As Wall Street braces for the consumer price index, Powell said the Fed doesn’t need inflation to fall below 2% before cutting rates, but added that policymakers still have work to do. He noted that the labor market has “cooled considerably.” Powell cited “good leads” on balance sheet reduction and said commercial real estate does not threaten financial stability.

“The key takeaway from his testimony is that the Fed’s assessment of the balance of risks is evolving in a way that – if supported and sustained by incoming data – will result in a rate cut in September,” Evercore’s Krishna Guha said.

The S&P 500 index climbed for a seventh straight day, while the Nasdaq 100 gained 1%. Gold and silver mining stocks gained on Fed easing bets. Banks underperformed. Alphabet Inc., Google’s parent company, abandoned its efforts to acquire HubSpot Inc., according to people familiar with the matter.

The yield on 10-year US bonds fell two basis points to 4.28%. Bank of England chief economist Huw Pill said the timing of a rate cut was still an “open question,” prompting traders to trim bets on an August cut. Oil rose as a US holiday boosted demand for gasoline and jet fuel.

“Markets remain remarkably calm despite the flood of data this week, including testimony from Fed Chair Powell, CPI/PPI reports and the start of earnings season,” said Nationwide’s Mark Hackett.

The so-called core CPI, which excludes food and energy costs and is considered a better measure of underlying inflation, is expected to rise 0.2% in June for a second straight month.

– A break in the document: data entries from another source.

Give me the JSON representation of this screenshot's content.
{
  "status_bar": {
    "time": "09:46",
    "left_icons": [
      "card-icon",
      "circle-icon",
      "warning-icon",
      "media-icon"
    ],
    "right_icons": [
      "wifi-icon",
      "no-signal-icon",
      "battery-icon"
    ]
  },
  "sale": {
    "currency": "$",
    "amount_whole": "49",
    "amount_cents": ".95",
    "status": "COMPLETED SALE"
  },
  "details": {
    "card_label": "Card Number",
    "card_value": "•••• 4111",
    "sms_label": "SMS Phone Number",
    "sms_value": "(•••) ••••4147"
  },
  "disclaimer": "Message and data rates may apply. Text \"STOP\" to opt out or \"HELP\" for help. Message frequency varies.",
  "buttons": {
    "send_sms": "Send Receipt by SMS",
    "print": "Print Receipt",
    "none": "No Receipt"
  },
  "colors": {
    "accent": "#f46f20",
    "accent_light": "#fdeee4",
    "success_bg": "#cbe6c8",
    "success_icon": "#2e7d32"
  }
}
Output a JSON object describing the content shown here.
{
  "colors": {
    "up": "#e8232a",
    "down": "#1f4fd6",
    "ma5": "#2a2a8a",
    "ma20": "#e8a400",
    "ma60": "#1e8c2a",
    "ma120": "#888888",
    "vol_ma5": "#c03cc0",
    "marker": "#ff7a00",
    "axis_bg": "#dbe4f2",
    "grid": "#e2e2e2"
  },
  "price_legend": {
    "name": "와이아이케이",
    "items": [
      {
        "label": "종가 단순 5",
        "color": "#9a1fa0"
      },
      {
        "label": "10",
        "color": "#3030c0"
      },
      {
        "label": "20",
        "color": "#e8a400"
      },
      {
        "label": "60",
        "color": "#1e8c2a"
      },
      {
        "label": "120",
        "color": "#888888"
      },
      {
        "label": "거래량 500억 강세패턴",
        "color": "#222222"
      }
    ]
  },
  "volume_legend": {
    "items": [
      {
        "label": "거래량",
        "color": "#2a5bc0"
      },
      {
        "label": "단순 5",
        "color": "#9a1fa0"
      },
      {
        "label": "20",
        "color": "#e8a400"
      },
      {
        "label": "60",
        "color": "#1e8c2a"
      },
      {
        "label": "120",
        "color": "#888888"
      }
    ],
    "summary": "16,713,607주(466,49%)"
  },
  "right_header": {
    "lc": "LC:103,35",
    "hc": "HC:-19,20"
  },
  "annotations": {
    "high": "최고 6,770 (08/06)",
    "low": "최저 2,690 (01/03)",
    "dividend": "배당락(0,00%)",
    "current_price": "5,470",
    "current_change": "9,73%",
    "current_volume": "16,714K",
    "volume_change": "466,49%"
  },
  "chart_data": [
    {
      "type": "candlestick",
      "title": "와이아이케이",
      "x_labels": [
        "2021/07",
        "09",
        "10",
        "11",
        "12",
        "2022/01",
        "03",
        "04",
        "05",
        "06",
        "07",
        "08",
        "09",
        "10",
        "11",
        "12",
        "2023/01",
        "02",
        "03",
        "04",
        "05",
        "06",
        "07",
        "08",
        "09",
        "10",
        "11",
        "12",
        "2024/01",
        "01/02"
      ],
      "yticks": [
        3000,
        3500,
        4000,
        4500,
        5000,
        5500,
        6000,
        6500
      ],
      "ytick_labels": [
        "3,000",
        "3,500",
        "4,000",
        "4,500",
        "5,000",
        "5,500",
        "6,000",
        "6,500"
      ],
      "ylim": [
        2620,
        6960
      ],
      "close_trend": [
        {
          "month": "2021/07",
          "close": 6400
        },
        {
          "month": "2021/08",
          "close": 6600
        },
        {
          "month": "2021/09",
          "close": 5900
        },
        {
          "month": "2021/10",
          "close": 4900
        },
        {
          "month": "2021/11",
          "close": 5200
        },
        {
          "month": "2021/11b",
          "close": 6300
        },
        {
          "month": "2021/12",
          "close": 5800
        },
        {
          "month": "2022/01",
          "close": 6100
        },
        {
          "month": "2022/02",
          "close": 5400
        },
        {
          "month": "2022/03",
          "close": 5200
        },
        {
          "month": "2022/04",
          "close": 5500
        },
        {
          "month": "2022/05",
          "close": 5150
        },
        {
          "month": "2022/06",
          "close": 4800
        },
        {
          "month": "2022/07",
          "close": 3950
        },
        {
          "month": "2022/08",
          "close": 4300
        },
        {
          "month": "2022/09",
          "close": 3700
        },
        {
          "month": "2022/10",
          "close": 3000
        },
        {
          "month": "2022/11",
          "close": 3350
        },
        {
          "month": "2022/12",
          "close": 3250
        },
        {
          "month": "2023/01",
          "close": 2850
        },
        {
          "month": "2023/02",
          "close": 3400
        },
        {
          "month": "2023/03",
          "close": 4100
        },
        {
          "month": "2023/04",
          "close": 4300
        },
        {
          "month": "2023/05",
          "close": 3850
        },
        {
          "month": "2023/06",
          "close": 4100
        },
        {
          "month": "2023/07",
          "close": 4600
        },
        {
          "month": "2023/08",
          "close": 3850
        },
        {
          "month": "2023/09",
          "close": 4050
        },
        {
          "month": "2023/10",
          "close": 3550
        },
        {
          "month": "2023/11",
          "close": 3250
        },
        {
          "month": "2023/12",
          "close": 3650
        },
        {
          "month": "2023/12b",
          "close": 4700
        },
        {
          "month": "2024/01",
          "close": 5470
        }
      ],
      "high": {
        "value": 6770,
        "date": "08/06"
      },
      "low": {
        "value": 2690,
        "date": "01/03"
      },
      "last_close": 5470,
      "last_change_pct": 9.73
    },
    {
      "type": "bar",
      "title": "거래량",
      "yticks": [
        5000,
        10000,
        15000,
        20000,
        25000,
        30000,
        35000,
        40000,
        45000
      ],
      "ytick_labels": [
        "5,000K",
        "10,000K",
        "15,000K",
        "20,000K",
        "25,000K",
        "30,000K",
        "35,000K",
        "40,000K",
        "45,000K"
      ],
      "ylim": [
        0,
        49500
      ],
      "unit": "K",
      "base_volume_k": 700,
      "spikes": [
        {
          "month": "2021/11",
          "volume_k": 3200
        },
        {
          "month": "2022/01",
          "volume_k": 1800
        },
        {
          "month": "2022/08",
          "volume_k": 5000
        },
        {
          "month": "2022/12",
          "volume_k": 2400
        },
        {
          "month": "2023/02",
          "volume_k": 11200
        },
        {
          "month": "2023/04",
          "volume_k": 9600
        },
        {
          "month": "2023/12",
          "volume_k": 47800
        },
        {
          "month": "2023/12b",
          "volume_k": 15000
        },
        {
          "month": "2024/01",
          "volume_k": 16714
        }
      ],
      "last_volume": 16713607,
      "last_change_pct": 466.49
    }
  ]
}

That would be the smallest consecutive increase since August, a pace more acceptable to Fed officials.

“The June CPI report looks set to be another ‘very good’ report that should bolster the FOMC’s confidence in the path of inflation,” said Anna Wong of Bloomberg Economics. “This should pave the way for a Fed rate cut in September.”

A survey by 22V Research shows that 55% of investors expect the market reaction to Thursday’s CPI to be “at risk”, 16% “at risk” and 29% “mixed/negligible”.

“There is some optimism about inflation in general,” said Dennis DeBusschere of 22V, adding that the survey also showed investors believe “CPI is on a path that is favorable to the Fed.”